Published on May 29, 2008

This post was previously on the Pathfinder Software site. Pathfinder Software changed its name to Orthogonal in 2016. Read more.

I’ve had a running debate with my colleague John McCaffrey on the question of testing. He is a big fan of unit testing and testing in general that examines the smallest possible units to be tested, then assembles them in every larger integration tests. The idea is that if you get the small stuff right, then the larger stuff has a greater chance of being right too.

Come to think of it, I’m a big fan of this approach too. But there are some times that this sort of strict constructionism is insufficient. There are a few instances that a comprehensive system test is necessary. Some instances that come to mind are:

  • Systems where the correctness of third party hardware or software and it’s interaction with our system need to be verified. For example, network hardware and operating system interaction with video conferencing software.
  • Complex algorithms and logic whose correctness is difficult to prove mathematically. For example, if your software application allows complex logic to be written by the end user, essentially amounting to the end user writing programs themselves. The Four Color Problem is an excellent example of the sort of algorithm whose correctness is difficult to test and required far more effort than the development of a correct algorithm.
  • High value systems where an error or an oversight in a unit or integration test can lead to damaging consequences. Security of online systems is an excellent example of this; perhaps the most tested area of applications, we still regularly hear of compromised applications.

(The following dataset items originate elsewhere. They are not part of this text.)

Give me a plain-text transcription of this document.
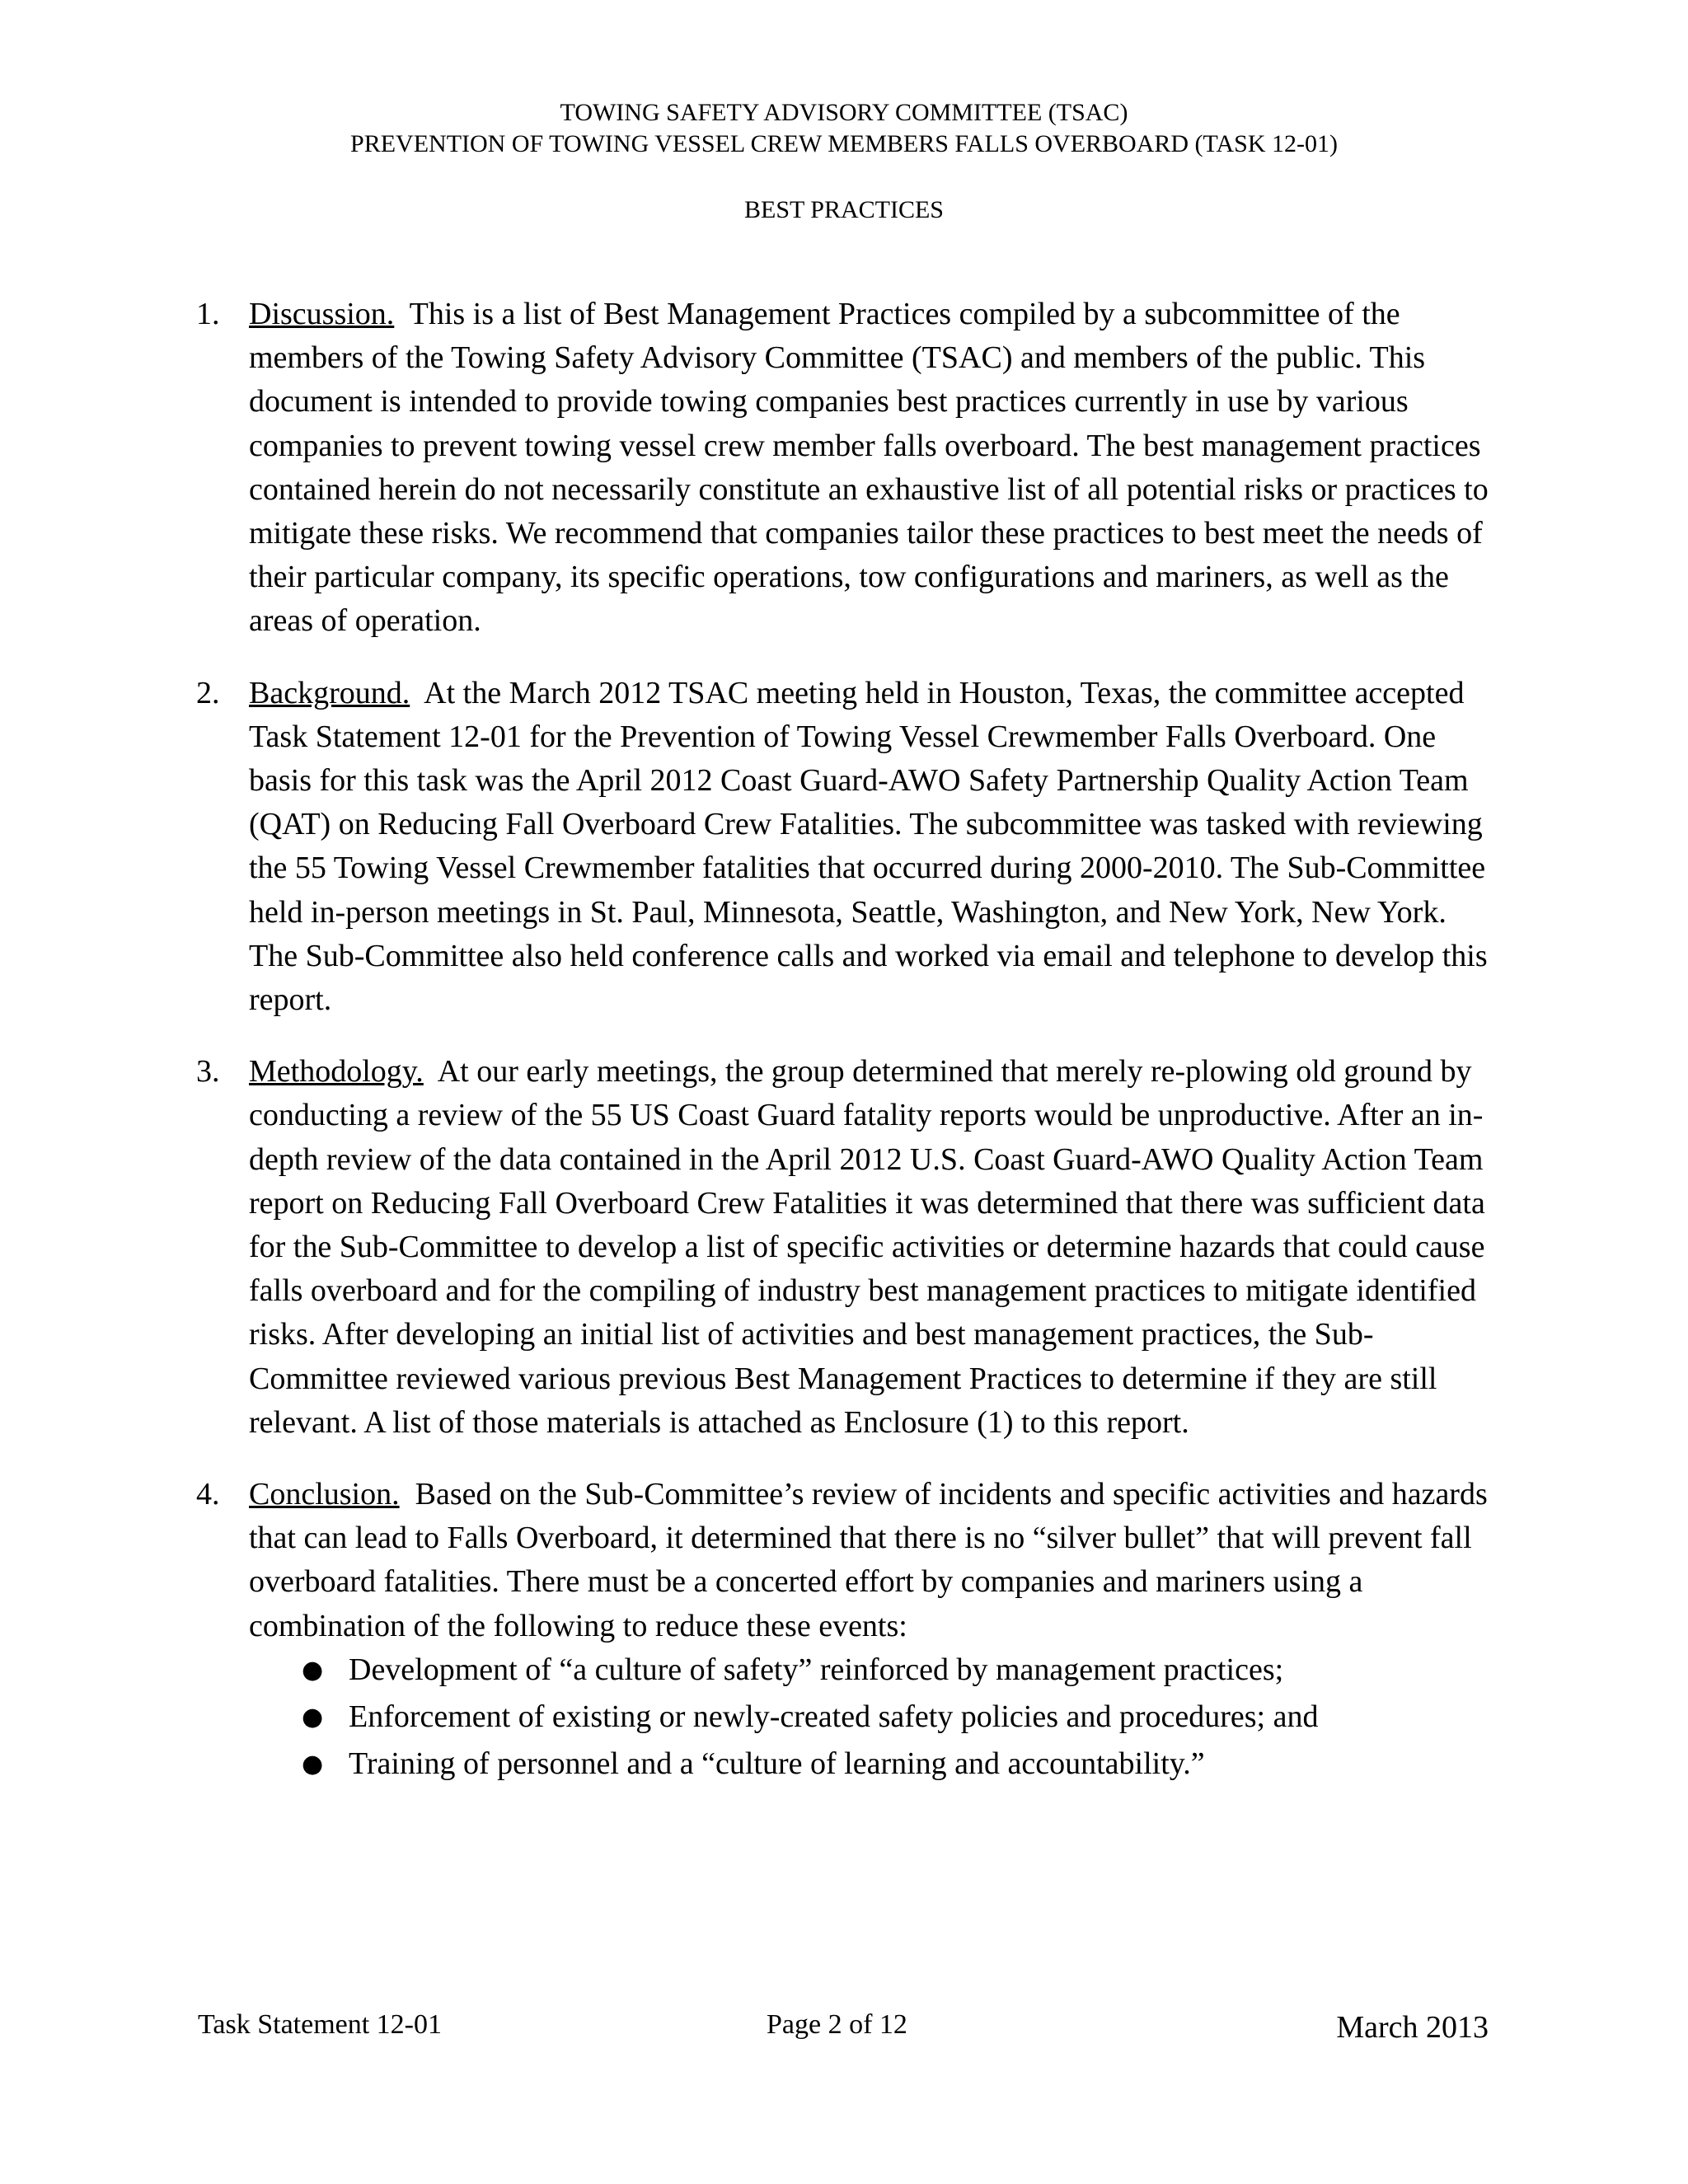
TOWING SAFETY ADVISORY COMMITTEE (TSAC)
PREVENTION OF TOWING VESSEL CREW MEMBERS FALLS OVERBOARD (TASK 12-01)
BEST PRACTICES
1. Discussion. This is a list of Best Management Practices compiled by a subcommittee of the members of the Towing Safety Advisory Committee (TSAC) and members of the public. This document is intended to provide towing companies best practices currently in use by various companies to prevent towing vessel crew member falls overboard. The best management practices contained herein do not necessarily constitute an exhaustive list of all potential risks or practices to mitigate these risks. We recommend that companies tailor these practices to best meet the needs of their particular company, its specific operations, tow configurations and mariners, as well as the areas of operation.
2. Background. At the March 2012 TSAC meeting held in Houston, Texas, the committee accepted Task Statement 12-01 for the Prevention of Towing Vessel Crewmember Falls Overboard. One basis for this task was the April 2012 Coast Guard-AWO Safety Partnership Quality Action Team (QAT) on Reducing Fall Overboard Crew Fatalities. The subcommittee was tasked with reviewing the 55 Towing Vessel Crewmember fatalities that occurred during 2000-2010. The Sub-Committee held in-person meetings in St. Paul, Minnesota, Seattle, Washington, and New York, New York. The Sub-Committee also held conference calls and worked via email and telephone to develop this report.
3. Methodology. At our early meetings, the group determined that merely re-plowing old ground by conducting a review of the 55 US Coast Guard fatality reports would be unproductive. After an in-depth review of the data contained in the April 2012 U.S. Coast Guard-AWO Quality Action Team report on Reducing Fall Overboard Crew Fatalities it was determined that there was sufficient data for the Sub-Committee to develop a list of specific activities or determine hazards that could cause falls overboard and for the compiling of industry best management practices to mitigate identified risks. After developing an initial list of activities and best management practices, the Sub-Committee reviewed various previous Best Management Practices to determine if they are still relevant. A list of those materials is attached as Enclosure (1) to this report.
4. Conclusion. Based on the Sub-Committee’s review of incidents and specific activities and hazards that can lead to Falls Overboard, it determined that there is no “silver bullet” that will prevent fall overboard fatalities. There must be a concerted effort by companies and mariners using a combination of the following to reduce these events:
● Development of “a culture of safety” reinforced by management practices;
● Enforcement of existing or newly-created safety policies and procedures; and
● Training of personnel and a “culture of learning and accountability.”
Task Statement 12-01	Page 2 of 12	March 2013
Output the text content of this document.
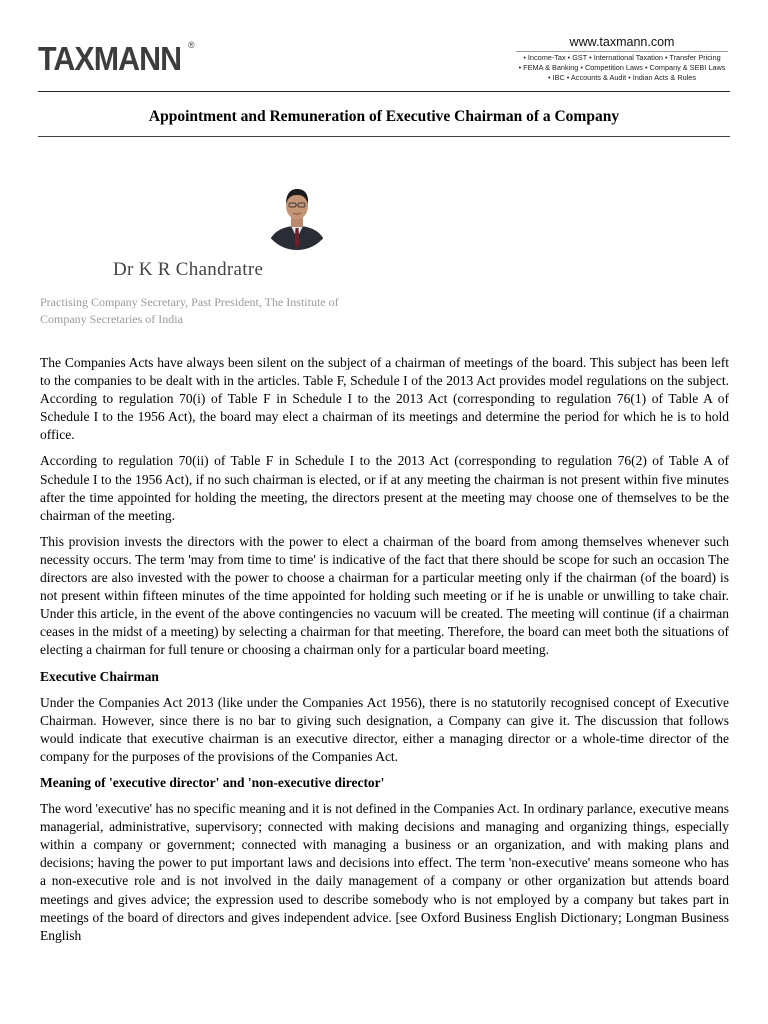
TAXMANN ®	www.taxmann.com
• Income-Tax • GST • International Taxation • Transfer Pricing
• FEMA & Banking • Competition Laws • Company & SEBI Laws
• IBC • Accounts & Audit • Indian Acts & Rules
Appointment and Remuneration of Executive Chairman of a Company
Dr K R Chandratre
Practising Company Secretary, Past President, The Institute of Company Secretaries of India

The Companies Acts have always been silent on the subject of a chairman of meetings of the board. This subject has been left to the companies to be dealt with in the articles. Table F, Schedule I of the 2013 Act provides model regulations on the subject. According to regulation 70(i) of Table F in Schedule I to the 2013 Act (corresponding to regulation 76(1) of Table A of Schedule I to the 1956 Act), the board may elect a chairman of its meetings and determine the period for which he is to hold office.

According to regulation 70(ii) of Table F in Schedule I to the 2013 Act (corresponding to regulation 76(2) of Table A of Schedule I to the 1956 Act), if no such chairman is elected, or if at any meeting the chairman is not present within five minutes after the time appointed for holding the meeting, the directors present at the meeting may choose one of themselves to be the chairman of the meeting.

This provision invests the directors with the power to elect a chairman of the board from among themselves whenever such necessity occurs. The term 'may from time to time' is indicative of the fact that there should be scope for such an occasion The directors are also invested with the power to choose a chairman for a particular meeting only if the chairman (of the board) is not present within fifteen minutes of the time appointed for holding such meeting or if he is unable or unwilling to take chair. Under this article, in the event of the above contingencies no vacuum will be created. The meeting will continue (if a chairman ceases in the midst of a meeting) by selecting a chairman for that meeting. Therefore, the board can meet both the situations of electing a chairman for full tenure or choosing a chairman only for a particular board meeting.

Executive Chairman

Under the Companies Act 2013 (like under the Companies Act 1956), there is no statutorily recognised concept of Executive Chairman. However, since there is no bar to giving such designation, a Company can give it. The discussion that follows would indicate that executive chairman is an executive director, either a managing director or a whole-time director of the company for the purposes of the provisions of the Companies Act.

Meaning of 'executive director' and 'non-executive director'

The word 'executive' has no specific meaning and it is not defined in the Companies Act. In ordinary parlance, executive means managerial, administrative, supervisory; connected with making decisions and managing and organizing things, especially within a company or government; connected with managing a business or an organization, and with making plans and decisions; having the power to put important laws and decisions into effect. The term 'non-executive' means someone who has a non-executive role and is not involved in the daily management of a company or other organization but attends board meetings and gives advice; the expression used to describe somebody who is not employed by a company but takes part in meetings of the board of directors and gives independent advice. [see Oxford Business English Dictionary; Longman Business English
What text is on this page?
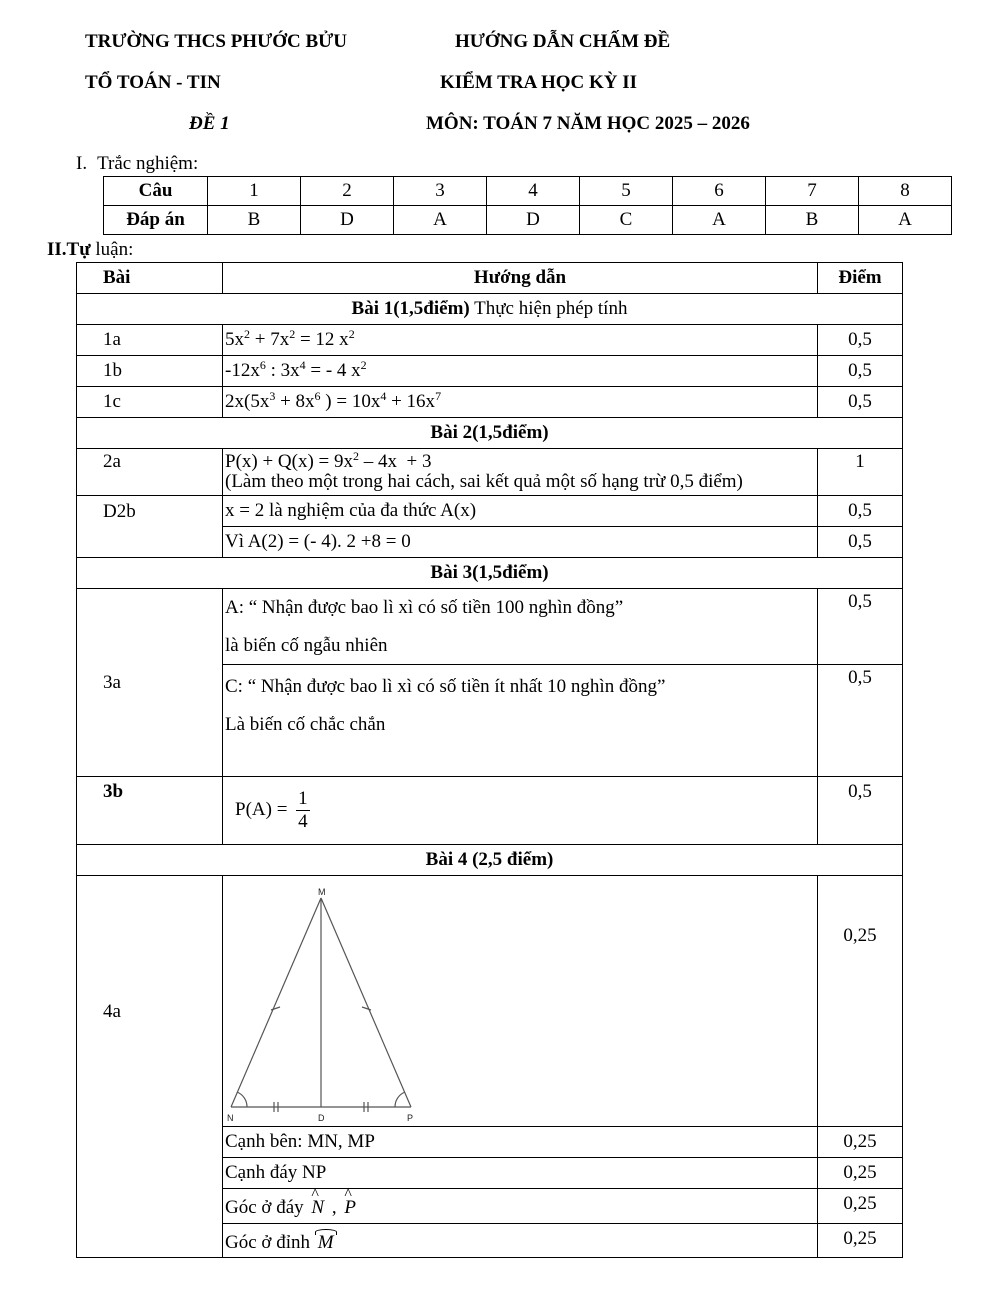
TRƯỜNG THCS PHƯỚC BỬU	HƯỚNG DẪN CHẤM ĐỀ
TỔ TOÁN - TIN	KIỂM TRA HỌC KỲ II
ĐỀ 1	MÔN: TOÁN 7 NĂM HỌC 2025 – 2026
I. Trắc nghiệm:
Câu	1	2	3	4	5	6	7	8
Đáp án	B	D	A	D	C	A	B	A
II.Tự luận:
Bài	Hướng dẫn	Điểm
Bài 1(1,5điểm) Thực hiện phép tính		
1a	$5x^2 + 7x^2 = 12$ $x^2$	0,5
1b	$-12x^6$ : $3x^4$ = - 4 $x^2$	0,5
1c	$2x(5x^3 + 8x^6$ ) = $10x^4 + 16x^7$	0,5
Bài 2(1,5điểm)		
2a	$P(x) + Q(x) = 9x^2 - 4x + 3$
(Làm theo một trong hai cách, sai kết quả một số hạng trừ 0,5 điểm)	1
D2b	x = 2 là nghiệm của đa thức A(x)	0,5
	Vì A(2) = (- 4). 2 +8 = 0	0,5
Bài 3(1,5điểm)		
3a	A: “ Nhận được bao lì xì có số tiền 100 nghìn đồng”
là biến cố ngẫu nhiên	0,5

	C: “ Nhận được bao lì xì có số tiền ít nhất 10 nghìn đồng”
Là biến cố chắc chắn	0,5
3b	$P(A) = \frac{1}{4}$	0,5
Bài 4 (2,5 điểm)		
4a	M
N D P	0,25
	Cạnh bên: MN, MP	0,25
	Cạnh đáy NP	0,25
	Góc ở đáy ^ N , ^ P	0,25
	Góc ở đỉnh M	0,25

There are a number of ways to tackle these types of testing challenges, but many of the approaches resemble an empirical, almost experimental tack: treat the system as a black box and record and measure inputs and outputs.

Security and Fuzzing

One extreme approach to security testing, known as “fuzzing”, treats the target system as a black box and tries to subvert it by feeding it garbage, e.g. in the case of a web application, pass it crazy query string, do a POST with a large amount to binary data instead of a simple GET, send it bogus cookies, etc. Now do this a massive number of times with randomly generated attacks. See what breaks. (See here for a list of web fuzzing tools.) The nice thing about fuzzing from a agile development perspective is that is can be automated and, as long as it is black box, doesn’t have to be constantly updated the way interface level tests (i.e. Selenium) do.

The Myth of Code Coverage

If you do Unit Testing, you want to measure how good of a job you are doing. Thus we make use of code coverage tools to see what percentage of line and branch coverage we have. Where code “coverage” is somewhat misleading is that it doesn’t take into account state, i.e. if you are testing a class and it has instance variables, say two characters that can contain ‘a’ thru ‘z’, then you have 26 * 26 = 676 different possible states. If you add a few more instance variables with larger ranges, some lists of related objects, etc., etc., you can get into some pretty serious state.

How complex can this get? Consider the case where our class represents a Turing machine, with a tape instance variable, and a finite state instruction set. Testing that class is the same as testing any arbitrary program — very very very hard.

You might scoff and say that your code doesn’t implement anything a silly as a Turing machine, but how many software programs contain an implicit or explicit language — configurable logic for survey applications, extensible behavior for editors, formulas and scripts in spreadsheets — that represent the same sort of complexity?

So, you should still do your Unit Testing, but when your software starts to resemble a programming environment, include large system regression and random walks through the application functionality.